Thirty One

1.1K 81 643
                                    

Waktu menunjukkan pukul dua siang lebih. Hari Minggu kali ini sangat sepi. Bukan karena penghuni rumah Agea tak ada. Semuanya ada, lengkap, tetapi sedang melakukan aktivitas sendiri-sendiri. Mamanya yang sibuk membuat salad buah karena ingin kesegaran di siang hari ini. Papanya sekarang di meja kerja, belum keluar dari pagi tadi, keluar pun hanya untuk makan siang. Lalu Age, sibuk bermain game online.

Tak ada kegiatan yang bisa Agea lakukan. Kini dirinya duduk di kursi teras. Tak melakukan apapun. Hanya duduk sembari mata melihat lalu lalang kendaraan bermotor di jalan depan rumahnya. Walaupun hanya ada beberapa kendaraan yang lewat, tak sebanyak kendaraan ketika di jalan raya. Tentu, itu karena Agea di perumahan.

Agea ingat janjinya dengan Andra kemarin sore. Dia mengajaknya pergi jalan-jalan. Entah ke mana. Mengingat itu saja jantungnya berdegup cepat. Butuh waktu satu jam lagi sampai ia akhirnya bertemu dengan Andra, cowok yang bisa membuatnya merasakan jatuh cinta kembali di masa putih abu-abu, rasanya mendebarkan.

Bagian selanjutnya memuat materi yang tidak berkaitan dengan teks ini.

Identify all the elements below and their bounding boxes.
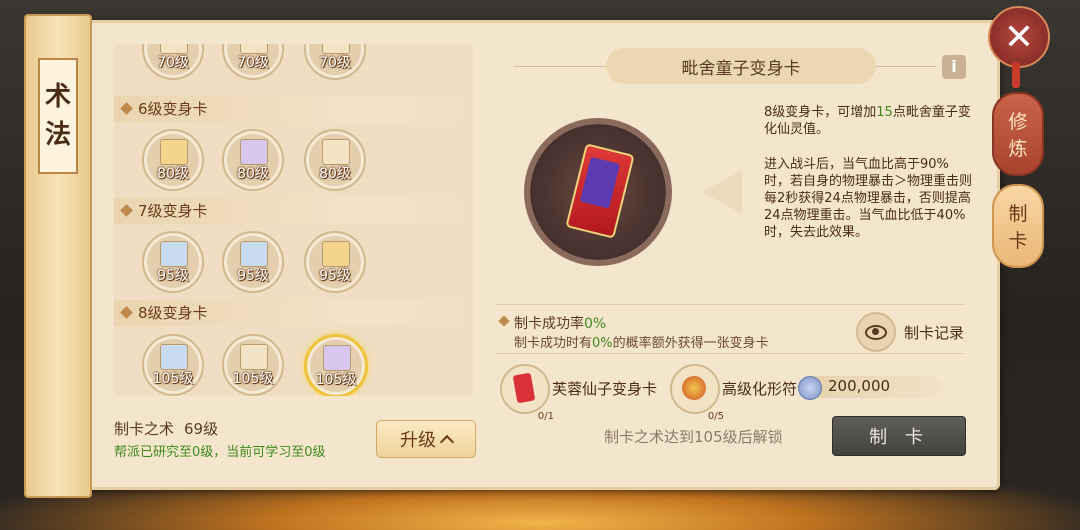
material-slot-talisman[interactable]: 0/5 bbox=[670, 364, 724, 422]
success-rate: 制卡成功率0% bbox=[514, 313, 606, 333]
material-name: 芙蓉仙子变身卡 bbox=[552, 380, 658, 398]
tab-char: 修 bbox=[1008, 111, 1028, 133]
card-icon bbox=[160, 139, 188, 165]
tab-cultivate[interactable]: 修 炼 bbox=[992, 92, 1044, 176]
card-item[interactable]: 80级 bbox=[142, 129, 204, 191]
upgrade-button[interactable]: 升级 bbox=[376, 420, 476, 458]
card-level: 105级 bbox=[152, 371, 194, 387]
success-bonus-note: 制卡成功时有0%的概率额外获得一张变身卡 bbox=[514, 332, 769, 351]
description-line-1: 8级变身卡，可增加15点毗舍童子变化仙灵值。 bbox=[764, 104, 974, 138]
card-item[interactable]: 70级 bbox=[222, 44, 284, 80]
tassel-decoration bbox=[1012, 62, 1020, 88]
tab-char: 炼 bbox=[1008, 138, 1028, 160]
diamond-icon bbox=[120, 204, 133, 217]
section-title: 术 法 bbox=[38, 58, 78, 174]
card-item[interactable]: 95级 bbox=[142, 231, 204, 293]
card-level: 105级 bbox=[315, 372, 357, 388]
card-item[interactable]: 95级 bbox=[304, 231, 366, 293]
card-level: 80级 bbox=[157, 166, 189, 182]
description-text: 8级变身卡，可增加 bbox=[764, 105, 877, 120]
card-title: 毗舍童子变身卡 bbox=[606, 48, 876, 84]
info-icon[interactable]: i bbox=[942, 55, 966, 79]
description-line-2: 进入战斗后，当气血比高于90%时，若自身的物理暴击＞物理重击则每2秒获得24点物… bbox=[764, 157, 973, 240]
card-item[interactable]: 70级 bbox=[304, 44, 366, 80]
transform-card-icon bbox=[512, 372, 536, 404]
card-item[interactable]: 95级 bbox=[222, 231, 284, 293]
card-item-selected[interactable]: 105级 bbox=[304, 334, 368, 396]
card-level: 95级 bbox=[319, 268, 351, 284]
group-header-6: 6级变身卡 bbox=[114, 96, 474, 122]
card-item[interactable]: 80级 bbox=[222, 129, 284, 191]
eye-icon bbox=[856, 312, 896, 352]
bonus-text: 制卡成功时有 bbox=[514, 336, 593, 351]
skill-level: 69级 bbox=[184, 420, 219, 438]
upgrade-label: 升级 bbox=[400, 430, 436, 451]
title-divider-right bbox=[876, 66, 936, 67]
bonus-text: 的概率额外获得一张变身卡 bbox=[612, 336, 769, 351]
card-list[interactable]: 70级 70级 70级 6级变身卡 80级 80级 80级 7级变身卡 95级 … bbox=[114, 44, 474, 396]
research-note: 帮派已研究至0级，当前可学习至0级 bbox=[114, 445, 326, 460]
card-icon bbox=[240, 344, 268, 370]
card-item[interactable]: 105级 bbox=[222, 334, 284, 396]
card-level: 95级 bbox=[237, 268, 269, 284]
card-icon bbox=[322, 241, 350, 267]
card-level: 80级 bbox=[319, 166, 351, 182]
success-label: 制卡成功率 bbox=[514, 316, 584, 332]
skill-info: 制卡之术 69级 bbox=[114, 418, 218, 439]
section-title-banner: 术 法 bbox=[24, 14, 92, 498]
card-icon bbox=[240, 139, 268, 165]
make-card-button[interactable]: 制 卡 bbox=[832, 416, 966, 456]
card-level: 70级 bbox=[237, 55, 269, 71]
card-level: 70级 bbox=[319, 55, 351, 71]
demon-face-icon bbox=[579, 156, 621, 209]
cost-value: 200,000 bbox=[828, 377, 891, 395]
material-name: 高级化形符 bbox=[722, 380, 798, 398]
unlock-requirement: 制卡之术达到105级后解锁 bbox=[604, 428, 783, 446]
card-level: 70级 bbox=[157, 55, 189, 71]
record-button[interactable]: 制卡记录 bbox=[856, 312, 964, 352]
group-title: 8级变身卡 bbox=[138, 304, 208, 322]
card-icon bbox=[322, 139, 350, 165]
section-title-char-1: 术 bbox=[44, 82, 71, 112]
card-level: 95级 bbox=[157, 268, 189, 284]
diamond-icon bbox=[120, 102, 133, 115]
group-title: 7级变身卡 bbox=[138, 202, 208, 220]
card-item[interactable]: 105级 bbox=[142, 334, 204, 396]
close-button[interactable]: ✕ bbox=[988, 6, 1050, 68]
group-title: 6级变身卡 bbox=[138, 100, 208, 118]
group-header-7: 7级变身卡 bbox=[114, 198, 474, 224]
title-divider-left bbox=[514, 66, 606, 67]
card-level: 80级 bbox=[237, 166, 269, 182]
silver-coin-icon bbox=[798, 376, 822, 400]
decorative-arrow bbox=[702, 170, 742, 214]
tab-make-card[interactable]: 制 卡 bbox=[992, 184, 1044, 268]
tab-char: 制 bbox=[1008, 203, 1028, 225]
record-label: 制卡记录 bbox=[904, 323, 965, 342]
tab-char: 卡 bbox=[1008, 230, 1028, 252]
diamond-icon bbox=[120, 306, 133, 319]
section-title-char-2: 法 bbox=[44, 120, 71, 150]
talisman-icon bbox=[682, 376, 706, 400]
success-rate-value: 0% bbox=[584, 316, 607, 332]
card-icon bbox=[240, 241, 268, 267]
card-description: 8级变身卡，可增加15点毗舍童子变化仙灵值。 进入战斗后，当气血比高于90%时，… bbox=[764, 104, 974, 259]
chevron-up-icon bbox=[439, 434, 455, 449]
card-item[interactable]: 80级 bbox=[304, 129, 366, 191]
group-header-8: 8级变身卡 bbox=[114, 300, 474, 326]
material-count: 0/5 bbox=[707, 411, 724, 422]
bonus-rate: 0% bbox=[592, 336, 613, 351]
material-slot-card[interactable]: 0/1 bbox=[500, 364, 554, 422]
card-icon bbox=[323, 345, 351, 371]
skill-name: 制卡之术 bbox=[114, 420, 175, 438]
card-icon bbox=[160, 344, 188, 370]
material-count: 0/1 bbox=[537, 411, 554, 422]
value-highlight: 15 bbox=[876, 105, 893, 120]
card-item[interactable]: 70级 bbox=[142, 44, 204, 80]
card-level: 105级 bbox=[232, 371, 274, 387]
card-icon bbox=[160, 241, 188, 267]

Mama Agea, Mia, datang dari balik pintu rumah. Satu kotak salad buah buatannya ia letakkan di meja samping kursi Agea. "Makan, biar sehat," ucap Mia. Mamanya itu juga ikut terduduk di samping kursi Agea.

Agea tak langsung mengambil, hanya melihatnya dengan anggukan kecil. "Nanti aku makan. Makasi, Ma."

"Hari sekarang kan weekend. Kamu nggak jalan gitu sama cowok?" tanya Mia menyerang mendadak.

Yang ditanya terdiam beberapa saat. Agea kelihatan kikuk dengan melirik Mia sesekali. "Ah, Mama. Nanti aja pas kuliah bahas soal cowok." Agea bisa saja bercerita pada Mamanya mengenai sosok cowok yang dia suka. Tapi belum bisa, mengingat cowok itu belum dia miliki.

Meskipun sudah dimiliki, Agea juga enggan bercerita walaupun pada Mama sendiri. Kendati demikian, sebenarnya Agea juga yakin Mamanya dapat menjaga rahasia. Tapi dia tetap tak bisa melakukan itu. Kelak jika sudah sedikit lebih dewasa, mungkin Agea akan menceritakannya.

"Yah, padahal kan asik. Kamu jadi remaja kok monoton banget," kata Mia. Mamanya yang sudah berumur hampir setengah abad itu malah manyun, seolah-olah dirinya masih muda.

Agea kini menatap menyelidik. "Emang Mama pas remajanya gimana?" tanya Agea. Baru kali ini rasanya dia menanyakan topik seperti itu pada Mamanya. Rasanya seperti berbicara dengan seorang kakak, walaupun Agea tak memiliknya.

Sekarang gantian Mia yang terdiam. Dia berpikir lama. Hingga tak sadar jemarinya mengambil kotak salad buah yang telah ia berikan ke Agea tadi.

Melihat itu tatapan Agea beralih ke sana. "Ih, Mama. Kan udah milik aku." Agea mengambil alih kembali buah saladnya. Dia pun sebelumnya sudah mewanti-wanti salad buah buatan Mamanya sedari tadi, sebelum akhirnya termenung di teras rumah sembari mata melihat pemandangan di depan halaman.

Mia kemudian berdiri. "Mama ke dalam ya."

Gerakan cepat dilakukan Agea dengan menghambat jalan masuk ke dalam rumah. "Ma, belum dijawab. Mama dulu remajanya gimana? Pas weekend jalan-jalan sama Papa?"

Dari ambang pintu juga datang Age, dirinya lalu mendorong Adiknya yang menghambat pintu. "Ealah, Mama kan dulu dijodohin. Mana sempat pacaran. Ya, kan, Ma?" Age menyela pembicaraan yang sedang berlangsung. Entah sejak kapan dia tau akan topik yang mereka sedang bahas.

Anggukan kecil diberikan Mia. Kemudian terduduk kembali di kursi tadi. Agea mengikuti juga dengan duduk di kursi sebelahnya.